Yuping Luo will present his Pre FPO "On Designing Efficient and Effective Deep Model-based Reinforcement Learning Algorithms" on Friday, February 4, 2022 at 3pm via Zoom.

Zoom link: https://princeton.zoom.us/j/93379363621?pwd=QWFiV0JZT3VwTXVacnc4SEh5UVErdz09

Committee:
Sanjeev Arora (advisor, examiner)
Karthik Narasimhan (examiner)
Tengyu Ma (examiner, Stanford)
Elad Hazan (reader)
Jason Lee (reader, ECE)

All are welcome to attend.

Abstract:
Tengyu Ma is an outside committee member. He is an Assistant Professor at Stanford University. He graduated from Princeton University, also advised by Prof. Sanjeev Arora (my advisor), I have a lot of collaborations with him and think he can be a great fit for my committee. 

Abstract: 
Reinforcement Learning (RL) enables the agent to make decisions in a complex interactive environment.
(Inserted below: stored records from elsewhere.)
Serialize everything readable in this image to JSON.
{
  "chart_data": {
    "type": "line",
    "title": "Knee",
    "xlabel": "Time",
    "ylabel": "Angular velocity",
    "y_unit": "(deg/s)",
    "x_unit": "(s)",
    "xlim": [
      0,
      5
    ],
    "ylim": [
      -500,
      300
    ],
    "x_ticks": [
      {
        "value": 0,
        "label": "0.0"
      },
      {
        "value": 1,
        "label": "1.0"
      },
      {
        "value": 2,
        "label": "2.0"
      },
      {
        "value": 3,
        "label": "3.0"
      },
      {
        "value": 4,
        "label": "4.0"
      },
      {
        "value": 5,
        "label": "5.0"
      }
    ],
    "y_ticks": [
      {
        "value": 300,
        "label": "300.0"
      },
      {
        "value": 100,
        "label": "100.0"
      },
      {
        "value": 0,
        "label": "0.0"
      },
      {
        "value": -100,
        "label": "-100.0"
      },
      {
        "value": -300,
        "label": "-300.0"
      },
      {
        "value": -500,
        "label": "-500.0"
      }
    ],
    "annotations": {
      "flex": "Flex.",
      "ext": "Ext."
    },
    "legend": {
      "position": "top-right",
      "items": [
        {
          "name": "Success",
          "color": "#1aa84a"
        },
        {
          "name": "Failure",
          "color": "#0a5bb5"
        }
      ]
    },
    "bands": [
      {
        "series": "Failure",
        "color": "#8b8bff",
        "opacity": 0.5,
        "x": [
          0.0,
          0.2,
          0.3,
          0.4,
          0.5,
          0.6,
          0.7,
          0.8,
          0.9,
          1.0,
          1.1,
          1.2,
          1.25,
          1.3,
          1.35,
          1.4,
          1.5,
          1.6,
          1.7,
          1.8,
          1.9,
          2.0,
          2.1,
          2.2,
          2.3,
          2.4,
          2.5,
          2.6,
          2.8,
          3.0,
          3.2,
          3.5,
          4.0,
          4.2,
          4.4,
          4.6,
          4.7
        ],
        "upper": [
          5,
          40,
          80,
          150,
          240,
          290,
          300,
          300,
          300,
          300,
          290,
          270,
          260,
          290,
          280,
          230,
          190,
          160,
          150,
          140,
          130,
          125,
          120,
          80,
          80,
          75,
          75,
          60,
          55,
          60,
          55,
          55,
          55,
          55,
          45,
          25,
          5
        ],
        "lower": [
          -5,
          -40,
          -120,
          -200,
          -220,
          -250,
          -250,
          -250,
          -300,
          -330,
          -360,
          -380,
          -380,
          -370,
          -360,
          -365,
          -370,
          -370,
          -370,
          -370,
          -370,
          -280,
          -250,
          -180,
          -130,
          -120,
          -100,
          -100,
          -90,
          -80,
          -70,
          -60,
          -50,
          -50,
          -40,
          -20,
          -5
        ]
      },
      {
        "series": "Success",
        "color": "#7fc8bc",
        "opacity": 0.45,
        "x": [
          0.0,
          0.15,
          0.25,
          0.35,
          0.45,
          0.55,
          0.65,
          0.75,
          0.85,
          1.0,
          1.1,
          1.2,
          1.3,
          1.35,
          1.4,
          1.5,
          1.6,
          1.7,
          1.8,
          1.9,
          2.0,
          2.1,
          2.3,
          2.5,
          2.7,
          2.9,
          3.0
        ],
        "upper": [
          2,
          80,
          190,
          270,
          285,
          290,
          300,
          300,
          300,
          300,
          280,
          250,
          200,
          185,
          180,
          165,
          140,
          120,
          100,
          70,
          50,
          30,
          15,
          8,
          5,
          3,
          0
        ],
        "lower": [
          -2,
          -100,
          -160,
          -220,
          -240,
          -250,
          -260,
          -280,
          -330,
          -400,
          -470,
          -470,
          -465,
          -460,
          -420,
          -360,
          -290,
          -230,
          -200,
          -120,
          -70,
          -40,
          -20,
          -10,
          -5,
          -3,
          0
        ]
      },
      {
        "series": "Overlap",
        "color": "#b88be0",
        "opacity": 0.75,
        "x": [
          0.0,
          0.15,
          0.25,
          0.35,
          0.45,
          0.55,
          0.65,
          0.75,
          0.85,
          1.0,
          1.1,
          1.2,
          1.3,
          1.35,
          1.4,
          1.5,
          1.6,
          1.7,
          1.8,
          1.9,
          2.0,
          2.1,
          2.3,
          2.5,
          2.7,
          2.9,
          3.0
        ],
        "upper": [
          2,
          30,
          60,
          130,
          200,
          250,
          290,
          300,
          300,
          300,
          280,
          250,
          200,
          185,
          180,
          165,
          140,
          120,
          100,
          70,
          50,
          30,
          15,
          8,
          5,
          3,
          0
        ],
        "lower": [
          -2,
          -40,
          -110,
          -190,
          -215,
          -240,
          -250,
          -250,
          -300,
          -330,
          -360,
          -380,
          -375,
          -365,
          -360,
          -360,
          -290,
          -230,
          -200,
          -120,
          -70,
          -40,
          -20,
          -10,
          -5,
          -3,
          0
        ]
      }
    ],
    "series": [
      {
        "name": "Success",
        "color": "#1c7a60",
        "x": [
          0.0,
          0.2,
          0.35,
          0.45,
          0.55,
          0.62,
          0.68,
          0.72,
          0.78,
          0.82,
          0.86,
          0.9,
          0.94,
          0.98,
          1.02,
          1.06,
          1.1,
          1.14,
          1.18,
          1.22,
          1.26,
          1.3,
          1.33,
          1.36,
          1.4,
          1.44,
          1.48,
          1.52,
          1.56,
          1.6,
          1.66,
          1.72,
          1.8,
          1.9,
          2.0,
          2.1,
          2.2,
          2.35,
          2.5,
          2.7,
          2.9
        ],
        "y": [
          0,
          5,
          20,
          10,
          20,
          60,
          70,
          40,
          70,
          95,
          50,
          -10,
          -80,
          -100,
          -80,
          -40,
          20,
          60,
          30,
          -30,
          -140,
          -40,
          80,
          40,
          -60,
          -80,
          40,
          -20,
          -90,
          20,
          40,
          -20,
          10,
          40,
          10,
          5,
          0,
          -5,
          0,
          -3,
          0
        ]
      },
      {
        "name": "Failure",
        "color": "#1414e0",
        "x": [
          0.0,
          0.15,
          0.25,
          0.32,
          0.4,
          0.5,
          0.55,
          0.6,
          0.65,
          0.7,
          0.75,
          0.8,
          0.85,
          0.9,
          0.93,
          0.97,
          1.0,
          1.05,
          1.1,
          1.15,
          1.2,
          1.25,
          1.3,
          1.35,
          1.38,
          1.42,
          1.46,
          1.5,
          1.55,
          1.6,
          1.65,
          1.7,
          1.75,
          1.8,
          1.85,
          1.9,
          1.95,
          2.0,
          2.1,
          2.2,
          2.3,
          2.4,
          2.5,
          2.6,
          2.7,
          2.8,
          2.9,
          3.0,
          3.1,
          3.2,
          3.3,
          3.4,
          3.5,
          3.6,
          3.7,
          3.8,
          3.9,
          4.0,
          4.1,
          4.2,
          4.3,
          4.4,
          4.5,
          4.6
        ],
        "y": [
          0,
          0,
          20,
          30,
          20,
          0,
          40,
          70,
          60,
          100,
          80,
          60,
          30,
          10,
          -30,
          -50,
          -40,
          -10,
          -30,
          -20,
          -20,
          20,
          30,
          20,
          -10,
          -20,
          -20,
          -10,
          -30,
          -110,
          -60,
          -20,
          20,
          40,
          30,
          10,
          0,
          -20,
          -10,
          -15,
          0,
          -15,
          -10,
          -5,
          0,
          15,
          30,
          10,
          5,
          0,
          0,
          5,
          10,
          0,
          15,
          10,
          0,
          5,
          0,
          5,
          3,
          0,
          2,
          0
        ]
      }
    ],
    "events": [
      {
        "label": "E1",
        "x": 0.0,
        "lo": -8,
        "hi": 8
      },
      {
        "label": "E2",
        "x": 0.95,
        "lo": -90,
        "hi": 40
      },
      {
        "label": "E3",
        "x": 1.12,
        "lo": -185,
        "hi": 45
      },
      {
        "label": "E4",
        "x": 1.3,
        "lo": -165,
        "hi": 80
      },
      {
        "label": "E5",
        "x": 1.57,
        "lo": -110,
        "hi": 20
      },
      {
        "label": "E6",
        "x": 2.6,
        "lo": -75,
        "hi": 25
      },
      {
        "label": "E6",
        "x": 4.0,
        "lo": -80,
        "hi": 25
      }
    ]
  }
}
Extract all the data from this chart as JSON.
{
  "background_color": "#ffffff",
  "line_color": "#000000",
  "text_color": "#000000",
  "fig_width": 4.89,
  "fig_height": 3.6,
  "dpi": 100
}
To deal with a large state space, deep reinforcement learning employs neural networks as powerful function approximators. Recent advances in deep reinforcement learning have demonstrated its great potential for real-world problems. However, two concerns prevent RL from being applied: Efficiency and Efficacy. Can we design algorithms to learn a policy with desired property (effectively) with limited information (efficiently)? The property can be high total rewards, safety, or interpretability. To this end, model-based reinforcement learning algorithms use a dynamics model, whether learned or given, to assist policy learning. The access to dynamics models empowers the algorithms to plan, which is key to sequential decision making.

In this talk, I will present our works on improving the efficiency and efficacy of reinforcement learning by designing model-based algorithms. I'll first talk about our work on offline reinforcement learning, which can efficiently use expert demonstration. The key idea is to learn a conservatively-extrapolated value function and a dynamics model to make local corrections, so the policy will stay close to the demonstration and achieve high total rewards. Next, I'll talk about our work on effectively learning a policy with safety constraints during training. The key idea is to learn barrier certificates and a dynamics model to certify safe states so that unsafe states can be avoided.